There are laws in Scotland, Wales and elsewhere which, it is argued, improve safety and reduce deaths. But the Westminster government has so far resisted, and the chances of it relenting now are slim.
Downskilled doctors
The chair of NHS England stirred interest around the forthcoming (we hope) long-term workforce plan this week with some comments on medical training at an event held by the Social Market Foundation.
Richard Meddings appeared to agree with former health minister Lord Warner that medical training could be made shorter, in order to get more docs for less cash.
Mr Meddings did not quite utter those words himself but, as reported by the Daily Telegraph, he did say: “We train [doctors] to full skills and the way we work in the system most of the doctors don’t get to work to their full skills. So actually there is a need to change that.”
The former banker segued quickly to citing an expansion of physicians associates as part of the answer, and general commentary about clinical reform and skill mix.
Academy of Medical Royal Colleges chair Dame Helen Stokes-Lampard, a GP, argued on the BBC’s World at One that Mr Meddings’ comments had been taken out of context. There was “a lot of misunderstanding about doctor training in the UK… you don’t have to be a fully qualified GP or consultant to give massive service”, she explained.
Dame Helen added: “There are many things that can be done before looking at the length of training… there is no way we will compromise on the standards and quality of that. It does take a long time to train a doctor to do their jobs well, but that is right and proper.” If you like you can judge for yourself what Mr Meddings’ meant, as the video is online.
Undoubtedly the long-term workforce plan will lay it on thick around reforming roles and staffing models, the importance of generalism, and skill-mix flexibility. The Treasury will, as we speak, be trying to ramp up estimates of the productivity improvements these can bring.

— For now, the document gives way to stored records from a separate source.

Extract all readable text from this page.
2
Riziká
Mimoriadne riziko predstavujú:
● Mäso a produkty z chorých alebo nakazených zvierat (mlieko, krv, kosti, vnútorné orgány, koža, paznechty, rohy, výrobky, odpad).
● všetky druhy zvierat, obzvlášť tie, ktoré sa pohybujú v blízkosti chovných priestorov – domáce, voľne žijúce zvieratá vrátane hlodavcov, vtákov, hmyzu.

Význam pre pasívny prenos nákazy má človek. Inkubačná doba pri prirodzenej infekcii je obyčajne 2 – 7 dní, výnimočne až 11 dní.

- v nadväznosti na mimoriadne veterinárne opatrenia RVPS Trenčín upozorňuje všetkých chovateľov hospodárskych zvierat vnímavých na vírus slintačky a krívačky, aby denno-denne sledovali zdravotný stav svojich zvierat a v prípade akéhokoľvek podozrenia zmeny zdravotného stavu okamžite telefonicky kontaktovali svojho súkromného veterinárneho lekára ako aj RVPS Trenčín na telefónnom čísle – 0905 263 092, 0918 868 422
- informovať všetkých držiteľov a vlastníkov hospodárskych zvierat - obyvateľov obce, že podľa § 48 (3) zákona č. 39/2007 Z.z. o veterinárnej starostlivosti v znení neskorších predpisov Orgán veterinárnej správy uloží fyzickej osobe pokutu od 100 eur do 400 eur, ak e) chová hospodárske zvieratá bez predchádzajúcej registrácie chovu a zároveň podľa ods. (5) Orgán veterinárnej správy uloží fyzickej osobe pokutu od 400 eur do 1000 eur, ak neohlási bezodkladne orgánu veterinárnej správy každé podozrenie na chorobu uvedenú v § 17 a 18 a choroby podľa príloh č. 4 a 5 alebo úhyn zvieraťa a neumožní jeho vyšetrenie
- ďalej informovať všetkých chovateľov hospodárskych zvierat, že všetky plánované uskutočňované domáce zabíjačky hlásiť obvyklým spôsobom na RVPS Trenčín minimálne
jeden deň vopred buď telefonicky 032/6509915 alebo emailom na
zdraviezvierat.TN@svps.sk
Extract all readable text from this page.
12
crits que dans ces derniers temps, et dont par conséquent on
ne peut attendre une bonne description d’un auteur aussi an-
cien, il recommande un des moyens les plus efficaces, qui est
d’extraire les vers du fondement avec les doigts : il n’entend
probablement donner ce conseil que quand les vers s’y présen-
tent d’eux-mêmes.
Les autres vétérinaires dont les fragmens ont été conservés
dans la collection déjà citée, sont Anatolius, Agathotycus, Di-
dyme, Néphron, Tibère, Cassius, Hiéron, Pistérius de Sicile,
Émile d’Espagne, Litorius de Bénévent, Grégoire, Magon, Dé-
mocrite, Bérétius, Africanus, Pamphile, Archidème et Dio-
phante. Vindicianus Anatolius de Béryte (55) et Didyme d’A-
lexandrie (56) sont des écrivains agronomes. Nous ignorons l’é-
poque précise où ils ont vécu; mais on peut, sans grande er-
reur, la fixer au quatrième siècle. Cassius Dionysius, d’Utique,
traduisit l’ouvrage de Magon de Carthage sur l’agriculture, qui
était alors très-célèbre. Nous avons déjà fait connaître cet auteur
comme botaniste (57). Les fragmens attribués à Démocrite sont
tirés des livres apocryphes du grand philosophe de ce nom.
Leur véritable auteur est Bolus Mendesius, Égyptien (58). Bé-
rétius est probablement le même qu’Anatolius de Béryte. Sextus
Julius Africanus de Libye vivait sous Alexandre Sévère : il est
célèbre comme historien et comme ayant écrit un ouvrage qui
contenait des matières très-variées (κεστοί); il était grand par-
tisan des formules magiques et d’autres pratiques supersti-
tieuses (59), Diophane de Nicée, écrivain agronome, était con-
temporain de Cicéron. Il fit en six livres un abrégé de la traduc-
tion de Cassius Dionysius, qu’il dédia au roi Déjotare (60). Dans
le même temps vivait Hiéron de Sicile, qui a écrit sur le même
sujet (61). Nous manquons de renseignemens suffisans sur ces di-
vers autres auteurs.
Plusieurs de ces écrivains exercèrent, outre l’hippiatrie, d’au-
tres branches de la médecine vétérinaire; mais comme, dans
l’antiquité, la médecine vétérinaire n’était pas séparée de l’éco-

But diluting the training of medical students, and even trying to replace doctors with unregistered staff, is not the answer to the workforce crisis. Nor is the red-herring of increasing medical school places.

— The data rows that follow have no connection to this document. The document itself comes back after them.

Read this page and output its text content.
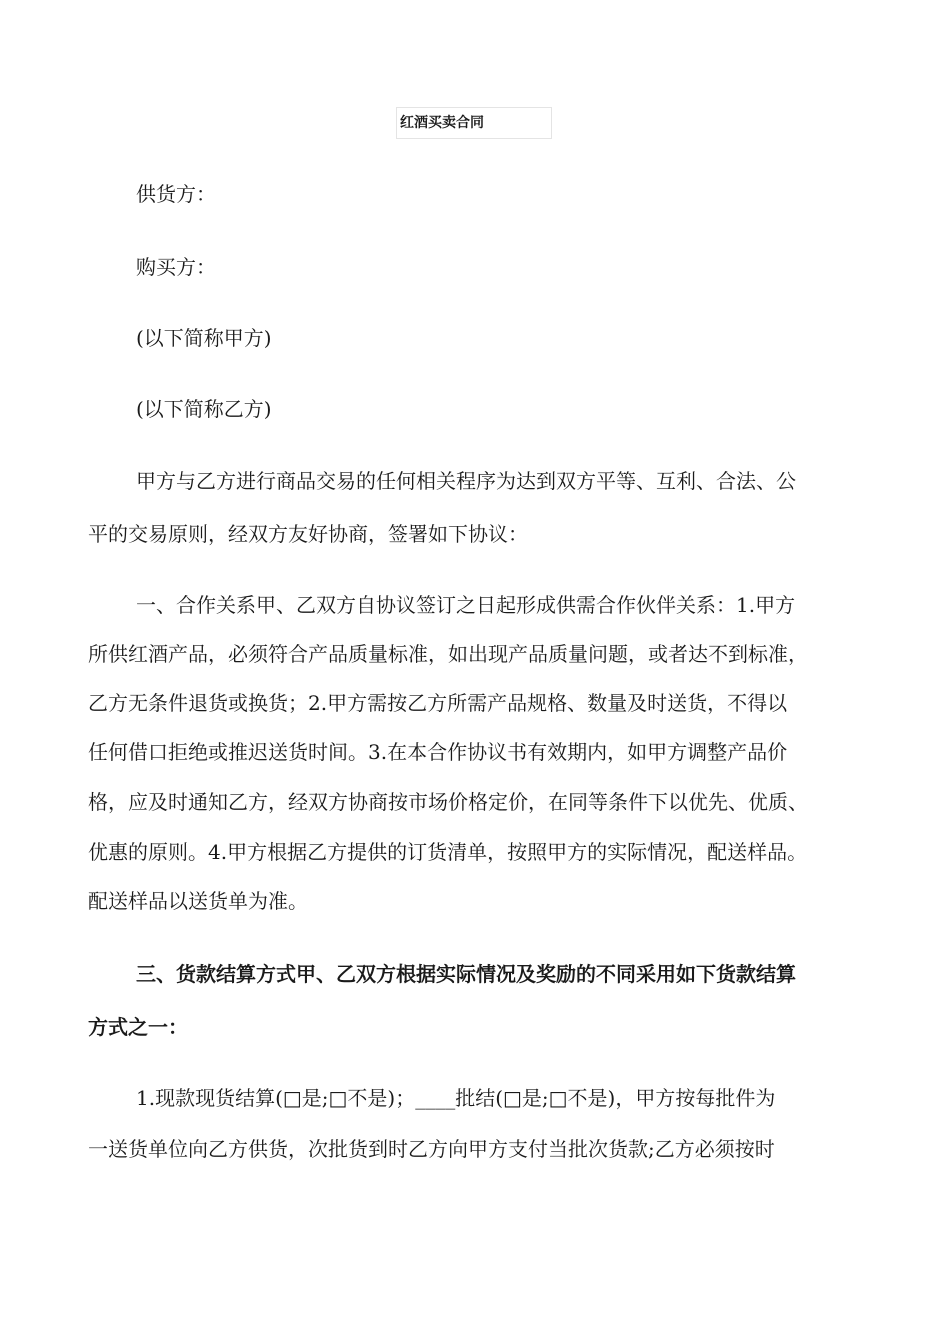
红酒买卖合同
供货方：
购买方：
(以下简称甲方)
(以下简称乙方)
甲方与乙方进行商品交易的任何相关程序为达到双方平等、互利、合法、公
平的交易原则，经双方友好协商，签署如下协议：
一、合作关系甲、乙双方自协议签订之日起形成供需合作伙伴关系：1.甲方
所供红酒产品，必须符合产品质量标准，如出现产品质量问题，或者达不到标准，
乙方无条件退货或换货；2.甲方需按乙方所需产品规格、数量及时送货，不得以
任何借口拒绝或推迟送货时间。3.在本合作协议书有效期内，如甲方调整产品价
格，应及时通知乙方，经双方协商按市场价格定价，在同等条件下以优先、优质、
优惠的原则。4.甲方根据乙方提供的订货清单，按照甲方的实际情况，配送样品。
配送样品以送货单为准。
三、货款结算方式甲、乙双方根据实际情况及奖励的不同采用如下货款结算
方式之一：
1.现款现货结算(□是;□不是)；____批结(□是;□不是)，甲方按每批件为
一送货单位向乙方供货，次批货到时乙方向甲方支付当批次货款;乙方必须按时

Instead, look at higher training. Perhaps this could be condensed, made more efficient, and more training numbers funded to ease up the specialty training bottleneck. And then there is the whole other subject of improving doctors’ working lives to retain more talent in the NHS. One for another Ward Round altogether.

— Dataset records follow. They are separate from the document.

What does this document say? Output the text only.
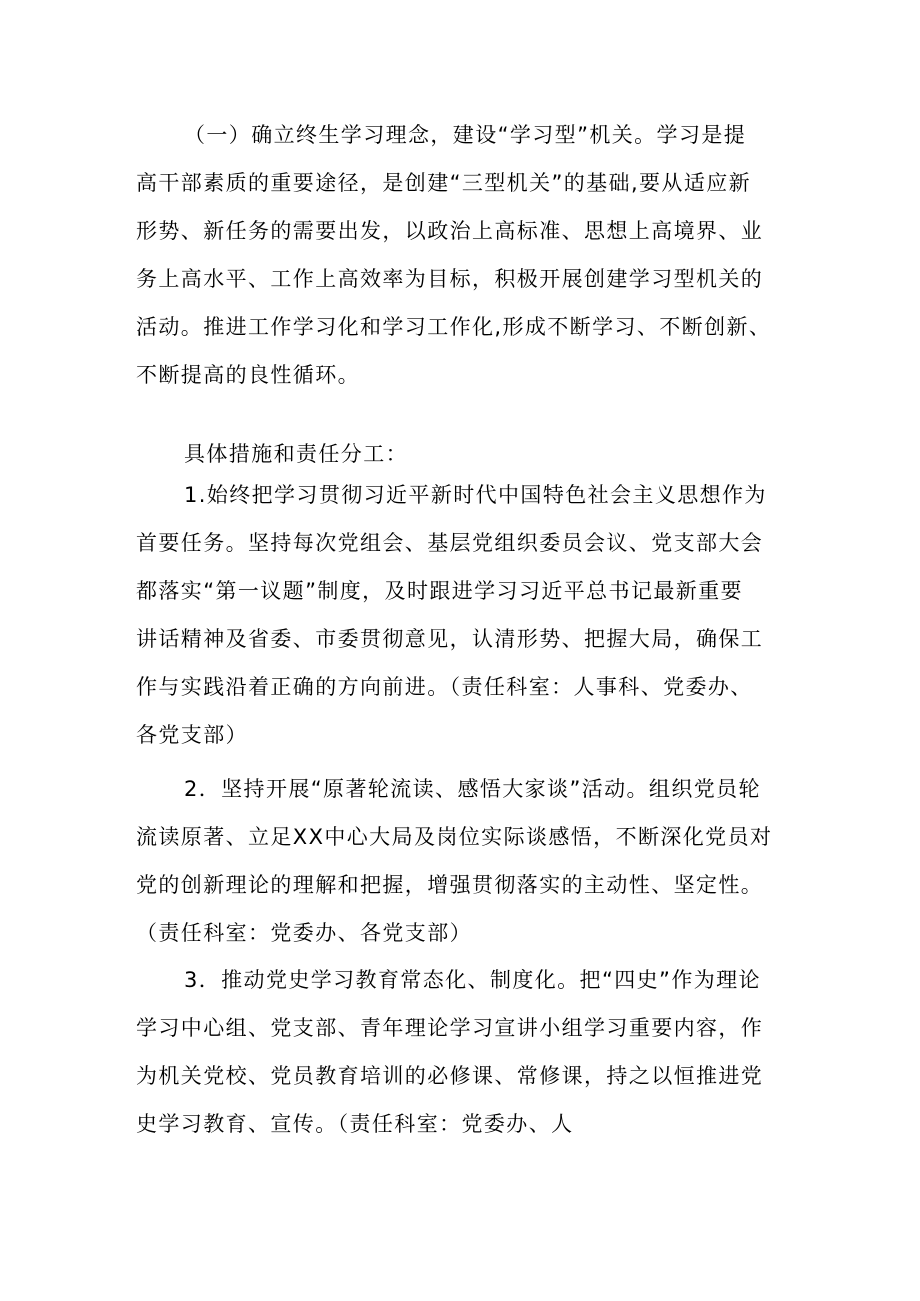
（一）确立终生学习理念，建设“学习型”机关。学习是提
高干部素质的重要途径，是创建“三型机关”的基础,要从适应新
形势、新任务的需要出发，以政治上高标准、思想上高境界、业
务上高水平、工作上高效率为目标，积极开展创建学习型机关的
活动。推进工作学习化和学习工作化,形成不断学习、不断创新、
不断提高的良性循环。
具体措施和责任分工：
1.始终把学习贯彻习近平新时代中国特色社会主义思想作为
首要任务。坚持每次党组会、基层党组织委员会议、党支部大会
都落实“第一议题”制度，及时跟进学习习近平总书记最新重要
讲话精神及省委、市委贯彻意见，认清形势、把握大局，确保工
作与实践沿着正确的方向前进。（责任科室：人事科、党委办、
各党支部）
2．坚持开展“原著轮流读、感悟大家谈”活动。组织党员轮
流读原著、立足XX中心大局及岗位实际谈感悟，不断深化党员对
党的创新理论的理解和把握，增强贯彻落实的主动性、坚定性。
（责任科室：党委办、各党支部）
3．推动党史学习教育常态化、制度化。把“四史”作为理论
学习中心组、党支部、青年理论学习宣讲小组学习重要内容，作
为机关党校、党员教育培训的必修课、常修课，持之以恒推进党
史学习教育、宣传。（责任科室：党委办、人
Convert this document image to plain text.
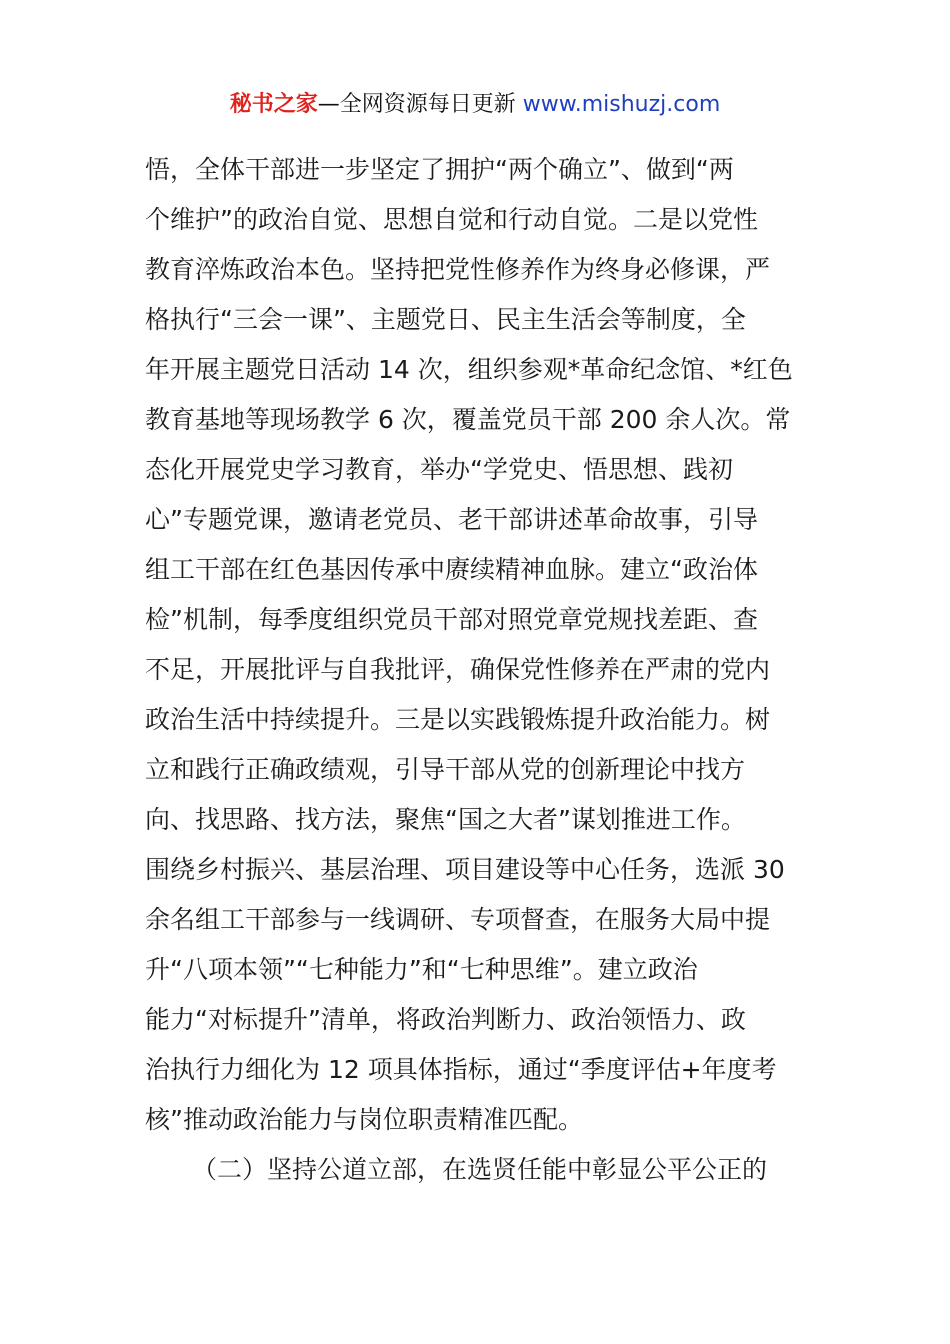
秘书之家—全网资源每日更新 www.mishuzj.com
悟，全体干部进一步坚定了拥护“两个确立”、做到“两
个维护”的政治自觉、思想自觉和行动自觉。二是以党性
教育淬炼政治本色。坚持把党性修养作为终身必修课，严
格执行“三会一课”、主题党日、民主生活会等制度，全
年开展主题党日活动 14 次，组织参观*革命纪念馆、*红色
教育基地等现场教学 6 次，覆盖党员干部 200 余人次。常
态化开展党史学习教育，举办“学党史、悟思想、践初
心”专题党课，邀请老党员、老干部讲述革命故事，引导
组工干部在红色基因传承中赓续精神血脉。建立“政治体
检”机制，每季度组织党员干部对照党章党规找差距、查
不足，开展批评与自我批评，确保党性修养在严肃的党内
政治生活中持续提升。三是以实践锻炼提升政治能力。树
立和践行正确政绩观，引导干部从党的创新理论中找方
向、找思路、找方法，聚焦“国之大者”谋划推进工作。
围绕乡村振兴、基层治理、项目建设等中心任务，选派 30
余名组工干部参与一线调研、专项督查，在服务大局中提
升“八项本领”“七种能力”和“七种思维”。建立政治
能力“对标提升”清单，将政治判断力、政治领悟力、政
治执行力细化为 12 项具体指标，通过“季度评估+年度考
核”推动政治能力与岗位职责精准匹配。
（二）坚持公道立部，在选贤任能中彰显公平公正的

Tributes paid to Andrew Foster
Like so many others I was shocked to hear of the death of well-known and liked former NHS chief Andrew Foster this week. A true workforce expert and advocate, and an extremely kind man who was always generous with his insight, and the odd tip.
He made an enormous impact in the DHSC in the 2000s, including implementing the momentous Agenda for Change, discussed above.
And he really cared about making the NHS a better place to work – last year he spoke to the Ward Round about his campaign for the Nursing and Midwifery Council to urgently review the English language test for overseas nurses, frustrated by its lack of urgency to speed up employment of this valuable group.